Ce n'est que dans l'aventure que certains parviennent à se connaître eux-mêmes.

André Gide

Vous serez peut-être surpris d'apprendre que je ne suis pas un téléspectateur régulier de l'émission Love Island. Cela dit, j'ai un secret coupable concernant la série 2006 de Celebrity Love Island, que je mets sur le compte d'un manque de sommeil suite à la naissance de notre deuxième enfant. L'édition actuelle de l'émission a obtenu des chiffres d'audience exceptionnels ; quelque 4,2 millions de personnes regardent régulièrement les frasques des candidats. Il s'agit simplement de la dernière version d'un concept bien rodé : réunir un groupe de personnes, les priver de leur normalité et voir ce qu'elles font. Jusqu'à présent, c'est le cas de Lord of the Flies. J'aime à penser que j'ai regardé toutes ces années avec un profond sens de l'ironie, mais je ne suis pas sûr que nos jeunes aient une telle opportunité. Les jeunes qui grandissent aujourd'hui n'ont guère d'autre choix que d'être bombardés d'un barrage quasi permanent d'images de perfection et de réussite qu'ils sont mis au défi d'égaler. Des vies très soignées et des apparences chimiquement améliorées semblent être la norme et qui blâmerait nos jeunes s'ils étaient amenés à croire que cette image est celle qu'il faut admirer. Il est parfois difficile de faire la part des choses.

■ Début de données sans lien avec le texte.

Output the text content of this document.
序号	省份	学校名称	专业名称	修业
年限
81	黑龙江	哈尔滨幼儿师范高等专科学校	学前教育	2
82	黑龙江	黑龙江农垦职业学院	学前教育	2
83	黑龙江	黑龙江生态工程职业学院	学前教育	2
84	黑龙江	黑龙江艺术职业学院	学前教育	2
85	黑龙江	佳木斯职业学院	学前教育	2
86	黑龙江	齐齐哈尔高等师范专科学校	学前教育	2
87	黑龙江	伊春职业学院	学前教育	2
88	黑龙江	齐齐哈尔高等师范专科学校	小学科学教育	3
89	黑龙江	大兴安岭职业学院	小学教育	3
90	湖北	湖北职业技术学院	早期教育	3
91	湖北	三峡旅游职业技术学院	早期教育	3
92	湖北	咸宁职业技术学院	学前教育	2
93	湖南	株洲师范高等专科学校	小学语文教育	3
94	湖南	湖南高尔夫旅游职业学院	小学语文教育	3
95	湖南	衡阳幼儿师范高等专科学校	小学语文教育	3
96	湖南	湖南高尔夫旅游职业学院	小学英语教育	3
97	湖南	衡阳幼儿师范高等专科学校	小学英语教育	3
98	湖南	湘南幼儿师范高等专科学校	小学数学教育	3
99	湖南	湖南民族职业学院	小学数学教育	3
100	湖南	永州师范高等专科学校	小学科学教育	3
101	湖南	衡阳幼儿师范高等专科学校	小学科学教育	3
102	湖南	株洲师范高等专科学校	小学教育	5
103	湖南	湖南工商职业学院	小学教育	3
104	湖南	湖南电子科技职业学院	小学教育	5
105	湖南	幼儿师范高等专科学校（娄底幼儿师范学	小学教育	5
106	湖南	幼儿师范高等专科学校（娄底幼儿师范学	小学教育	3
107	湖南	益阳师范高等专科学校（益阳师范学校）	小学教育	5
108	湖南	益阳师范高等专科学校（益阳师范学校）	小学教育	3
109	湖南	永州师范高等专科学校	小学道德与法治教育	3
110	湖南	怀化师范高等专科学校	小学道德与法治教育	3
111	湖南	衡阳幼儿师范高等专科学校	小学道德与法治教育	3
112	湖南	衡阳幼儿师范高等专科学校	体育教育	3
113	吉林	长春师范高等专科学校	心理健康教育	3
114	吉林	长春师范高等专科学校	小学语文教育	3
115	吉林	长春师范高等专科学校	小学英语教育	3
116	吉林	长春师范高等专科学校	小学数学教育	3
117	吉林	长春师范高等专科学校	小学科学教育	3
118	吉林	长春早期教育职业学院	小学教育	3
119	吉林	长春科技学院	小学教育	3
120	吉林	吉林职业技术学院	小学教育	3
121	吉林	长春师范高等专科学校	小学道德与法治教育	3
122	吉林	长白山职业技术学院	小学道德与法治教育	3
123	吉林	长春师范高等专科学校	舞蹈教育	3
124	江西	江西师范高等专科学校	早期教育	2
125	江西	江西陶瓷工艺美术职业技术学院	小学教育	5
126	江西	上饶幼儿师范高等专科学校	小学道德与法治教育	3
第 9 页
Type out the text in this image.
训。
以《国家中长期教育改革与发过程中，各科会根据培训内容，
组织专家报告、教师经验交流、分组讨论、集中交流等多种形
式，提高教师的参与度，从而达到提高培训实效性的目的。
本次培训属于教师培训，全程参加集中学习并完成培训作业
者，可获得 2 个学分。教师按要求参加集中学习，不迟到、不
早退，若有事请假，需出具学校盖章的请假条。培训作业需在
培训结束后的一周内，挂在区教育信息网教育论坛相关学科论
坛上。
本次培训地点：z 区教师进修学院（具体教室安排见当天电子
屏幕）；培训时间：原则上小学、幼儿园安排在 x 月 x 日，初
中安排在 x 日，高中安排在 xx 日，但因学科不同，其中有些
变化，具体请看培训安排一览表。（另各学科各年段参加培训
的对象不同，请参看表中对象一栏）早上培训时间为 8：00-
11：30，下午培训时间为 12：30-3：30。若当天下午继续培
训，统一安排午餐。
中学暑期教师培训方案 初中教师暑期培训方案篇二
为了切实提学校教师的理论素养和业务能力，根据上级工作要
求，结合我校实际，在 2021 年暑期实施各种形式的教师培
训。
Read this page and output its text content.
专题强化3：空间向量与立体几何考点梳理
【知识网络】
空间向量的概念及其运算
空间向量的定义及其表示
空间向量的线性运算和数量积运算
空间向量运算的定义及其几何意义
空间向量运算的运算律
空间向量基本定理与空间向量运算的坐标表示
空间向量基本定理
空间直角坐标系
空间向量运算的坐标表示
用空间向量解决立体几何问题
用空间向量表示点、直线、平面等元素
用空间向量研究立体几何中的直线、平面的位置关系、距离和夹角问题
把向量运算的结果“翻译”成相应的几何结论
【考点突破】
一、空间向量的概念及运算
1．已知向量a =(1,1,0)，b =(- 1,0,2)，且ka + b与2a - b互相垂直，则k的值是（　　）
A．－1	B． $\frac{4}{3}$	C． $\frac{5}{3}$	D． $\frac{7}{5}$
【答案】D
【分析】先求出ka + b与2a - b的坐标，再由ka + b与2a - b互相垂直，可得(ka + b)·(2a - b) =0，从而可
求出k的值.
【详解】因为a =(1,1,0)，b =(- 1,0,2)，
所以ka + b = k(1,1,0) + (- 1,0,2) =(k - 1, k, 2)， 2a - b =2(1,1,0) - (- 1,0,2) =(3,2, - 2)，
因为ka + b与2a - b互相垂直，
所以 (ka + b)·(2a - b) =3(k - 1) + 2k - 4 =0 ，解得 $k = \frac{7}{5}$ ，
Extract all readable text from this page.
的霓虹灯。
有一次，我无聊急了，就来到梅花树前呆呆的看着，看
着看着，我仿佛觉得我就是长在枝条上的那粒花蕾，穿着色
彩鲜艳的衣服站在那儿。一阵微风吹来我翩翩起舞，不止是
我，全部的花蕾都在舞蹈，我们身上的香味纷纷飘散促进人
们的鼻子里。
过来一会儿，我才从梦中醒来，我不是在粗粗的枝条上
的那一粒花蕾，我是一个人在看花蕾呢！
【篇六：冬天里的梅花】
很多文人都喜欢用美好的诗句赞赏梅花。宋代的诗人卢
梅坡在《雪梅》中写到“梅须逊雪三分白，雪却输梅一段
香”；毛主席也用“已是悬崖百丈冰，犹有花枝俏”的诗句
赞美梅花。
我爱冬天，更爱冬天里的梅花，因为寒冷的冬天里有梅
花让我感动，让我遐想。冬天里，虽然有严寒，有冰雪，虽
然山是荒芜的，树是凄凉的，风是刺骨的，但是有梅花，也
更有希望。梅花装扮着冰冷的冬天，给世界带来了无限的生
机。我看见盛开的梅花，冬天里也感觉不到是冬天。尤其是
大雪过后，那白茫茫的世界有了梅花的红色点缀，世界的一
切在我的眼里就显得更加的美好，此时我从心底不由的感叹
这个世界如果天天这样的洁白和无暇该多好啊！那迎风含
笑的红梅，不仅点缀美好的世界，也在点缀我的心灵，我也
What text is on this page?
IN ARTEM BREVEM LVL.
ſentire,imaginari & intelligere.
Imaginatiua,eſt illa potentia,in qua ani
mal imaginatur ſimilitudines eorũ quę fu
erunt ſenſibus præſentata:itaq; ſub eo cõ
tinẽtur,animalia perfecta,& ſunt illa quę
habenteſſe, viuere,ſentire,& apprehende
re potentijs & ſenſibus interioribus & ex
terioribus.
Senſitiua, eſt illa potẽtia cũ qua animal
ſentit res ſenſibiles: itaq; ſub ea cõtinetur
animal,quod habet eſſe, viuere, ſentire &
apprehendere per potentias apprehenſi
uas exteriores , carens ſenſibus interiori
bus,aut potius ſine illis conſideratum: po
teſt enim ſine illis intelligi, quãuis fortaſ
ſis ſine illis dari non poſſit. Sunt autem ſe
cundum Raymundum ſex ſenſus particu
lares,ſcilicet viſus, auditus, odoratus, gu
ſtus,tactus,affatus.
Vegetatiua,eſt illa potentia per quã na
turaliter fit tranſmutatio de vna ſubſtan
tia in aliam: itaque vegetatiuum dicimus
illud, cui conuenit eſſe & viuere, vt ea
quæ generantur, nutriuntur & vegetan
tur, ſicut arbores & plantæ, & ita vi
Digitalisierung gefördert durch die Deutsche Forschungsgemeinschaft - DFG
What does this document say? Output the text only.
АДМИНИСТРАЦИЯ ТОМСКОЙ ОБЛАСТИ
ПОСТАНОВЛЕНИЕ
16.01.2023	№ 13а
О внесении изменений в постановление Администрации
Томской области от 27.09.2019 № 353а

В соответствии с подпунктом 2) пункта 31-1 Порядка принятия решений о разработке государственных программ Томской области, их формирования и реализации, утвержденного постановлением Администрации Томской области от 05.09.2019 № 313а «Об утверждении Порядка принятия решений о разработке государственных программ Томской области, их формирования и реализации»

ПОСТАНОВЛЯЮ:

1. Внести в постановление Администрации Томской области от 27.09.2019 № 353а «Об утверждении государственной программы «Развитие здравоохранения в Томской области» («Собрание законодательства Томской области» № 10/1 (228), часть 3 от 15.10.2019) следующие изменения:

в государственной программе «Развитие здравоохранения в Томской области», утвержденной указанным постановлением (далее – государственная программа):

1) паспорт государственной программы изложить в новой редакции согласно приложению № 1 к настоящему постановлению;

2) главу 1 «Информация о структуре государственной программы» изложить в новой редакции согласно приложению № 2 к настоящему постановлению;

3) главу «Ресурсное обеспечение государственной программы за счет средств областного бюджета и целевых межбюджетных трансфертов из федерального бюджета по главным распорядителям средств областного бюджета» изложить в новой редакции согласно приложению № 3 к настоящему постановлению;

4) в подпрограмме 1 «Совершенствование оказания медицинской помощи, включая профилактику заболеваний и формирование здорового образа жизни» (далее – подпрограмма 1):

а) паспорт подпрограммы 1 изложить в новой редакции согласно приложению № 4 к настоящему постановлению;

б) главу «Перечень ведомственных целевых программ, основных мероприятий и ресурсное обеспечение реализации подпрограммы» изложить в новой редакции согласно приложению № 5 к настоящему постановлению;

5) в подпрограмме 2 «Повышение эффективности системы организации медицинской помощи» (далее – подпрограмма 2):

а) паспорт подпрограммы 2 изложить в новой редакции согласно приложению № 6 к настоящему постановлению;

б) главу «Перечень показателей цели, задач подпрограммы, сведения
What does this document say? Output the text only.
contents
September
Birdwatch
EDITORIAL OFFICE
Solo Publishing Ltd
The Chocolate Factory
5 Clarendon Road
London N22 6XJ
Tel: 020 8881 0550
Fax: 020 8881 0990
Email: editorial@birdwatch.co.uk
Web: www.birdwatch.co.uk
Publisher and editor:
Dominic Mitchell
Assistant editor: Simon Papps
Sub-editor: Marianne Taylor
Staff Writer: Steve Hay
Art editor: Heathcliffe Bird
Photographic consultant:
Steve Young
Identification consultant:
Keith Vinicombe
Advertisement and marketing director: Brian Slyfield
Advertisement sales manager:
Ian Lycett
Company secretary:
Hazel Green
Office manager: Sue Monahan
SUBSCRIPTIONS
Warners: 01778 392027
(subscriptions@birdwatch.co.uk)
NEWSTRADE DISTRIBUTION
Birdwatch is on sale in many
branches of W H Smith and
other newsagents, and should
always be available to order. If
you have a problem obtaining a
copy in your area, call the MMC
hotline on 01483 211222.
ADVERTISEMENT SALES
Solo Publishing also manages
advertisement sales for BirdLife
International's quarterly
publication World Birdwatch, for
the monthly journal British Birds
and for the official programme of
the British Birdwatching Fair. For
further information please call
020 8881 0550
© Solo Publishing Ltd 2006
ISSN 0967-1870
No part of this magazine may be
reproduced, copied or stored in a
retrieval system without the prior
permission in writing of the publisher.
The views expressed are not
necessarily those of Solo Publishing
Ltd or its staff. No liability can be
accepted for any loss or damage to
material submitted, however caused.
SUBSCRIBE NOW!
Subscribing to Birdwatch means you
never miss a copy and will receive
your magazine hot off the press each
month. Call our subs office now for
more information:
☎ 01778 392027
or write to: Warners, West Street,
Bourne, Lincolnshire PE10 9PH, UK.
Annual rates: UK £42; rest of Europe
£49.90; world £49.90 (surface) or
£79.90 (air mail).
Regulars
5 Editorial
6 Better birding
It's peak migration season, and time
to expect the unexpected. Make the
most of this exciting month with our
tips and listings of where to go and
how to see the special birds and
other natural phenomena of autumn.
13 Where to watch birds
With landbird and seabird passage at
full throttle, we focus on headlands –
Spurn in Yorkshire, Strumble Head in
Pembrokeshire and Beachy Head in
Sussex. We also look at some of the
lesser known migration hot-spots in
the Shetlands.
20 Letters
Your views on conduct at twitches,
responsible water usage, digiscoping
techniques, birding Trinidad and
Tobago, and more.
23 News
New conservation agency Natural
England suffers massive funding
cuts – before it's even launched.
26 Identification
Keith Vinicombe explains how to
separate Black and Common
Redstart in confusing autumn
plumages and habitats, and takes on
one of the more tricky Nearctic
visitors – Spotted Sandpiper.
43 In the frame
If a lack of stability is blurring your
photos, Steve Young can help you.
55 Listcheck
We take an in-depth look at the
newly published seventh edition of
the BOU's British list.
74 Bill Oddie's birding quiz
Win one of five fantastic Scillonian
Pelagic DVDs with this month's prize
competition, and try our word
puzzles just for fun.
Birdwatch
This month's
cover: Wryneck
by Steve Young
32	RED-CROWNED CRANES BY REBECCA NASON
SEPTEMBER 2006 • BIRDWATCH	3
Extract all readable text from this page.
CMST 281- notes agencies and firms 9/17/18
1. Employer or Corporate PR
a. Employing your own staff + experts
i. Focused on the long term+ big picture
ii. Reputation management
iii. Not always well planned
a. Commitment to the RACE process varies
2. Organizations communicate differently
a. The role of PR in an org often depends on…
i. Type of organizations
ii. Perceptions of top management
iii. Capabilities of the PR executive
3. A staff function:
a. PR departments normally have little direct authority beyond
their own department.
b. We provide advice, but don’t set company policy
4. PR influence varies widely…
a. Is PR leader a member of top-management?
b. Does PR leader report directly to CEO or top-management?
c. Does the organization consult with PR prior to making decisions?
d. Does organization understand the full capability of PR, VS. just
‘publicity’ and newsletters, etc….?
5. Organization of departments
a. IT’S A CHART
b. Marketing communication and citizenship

Au cours des quinze derniers jours, nous pourrions être accusés d'avoir fait à peu près la même chose que les producteurs de télévision à la recherche de l'audimat. Les élèves des classes 6 à 9 ont été emmenés dans un environnement inconnu, on leur a lancé une série de défis souvent exigeants et on attend d'eux qu'ils s'entendent entre eux alors qu'ils sont fatigués, mouillés et peut-être un peu mal à l'aise. J'ai eu le grand privilège de voir les élèves de la 7e à la 9e année dans les Alpes cette semaine. J'ai vu la voile et la construction de radeaux et j'essaie encore de me remettre des nombreux plongeons dans une rivière glaciaire par les mains de la 9e année. Nos expéditions ont connu la semaine la plus humide de leur histoire et je dois saluer l'incroyable travail réalisé par l'équipe d'instructeurs d'Alp Base, qui a trouvé des moyens encore plus inventifs de stimuler et d'inspirer les participants pendant que la pluie tombait. La belette ? Apparemment, c'est bon sous la pluie... demandez à un élève de 8e ou de 9e année et il vous renseignera. Un grand merci également aux membres du personnel qui ont pris le temps de s'absenter de chez eux pour accompagner ces voyages ; sans eux, cette opportunité extraordinaire n'aurait tout simplement pas eu lieu.

Il y a une grande différence entre ce qui s'est passé dans le parc national des Écrins et ce qui s'est passé sur "l'île". Il y a eu un manque flagrant de prétention et beaucoup d'engagement. Par-dessus tout, nos élèves ont fait preuve d'une grande sensibilité à l'égard des autres : j'ai vu un mot tranquille quand quelqu'un était un peu nerveux, le partage d'un panier-repas quand quelqu'un avait encore faim et le prêt d'un équipement quand quelqu'un grelottait. La vie en communauté n'est pas facile dans le meilleur des cas et c'est encore plus difficile lorsque toutes les affaires sont mouillées. Cette gentillesse, cette volonté de reconnaître les besoins des autres est peut-être la leçon la plus précieuse que l'on retiendra de cette semaine passée à l'étranger. Vous avez montré qu'il y a vraiment plus dans la vie que la célébrité vide et le narcissisme rampant. Même si vous ne posez plus jamais le pied sur une via ferrata, vous l'avez fait et j'espère que vous vous souviendrez de la valeur du travail en commun.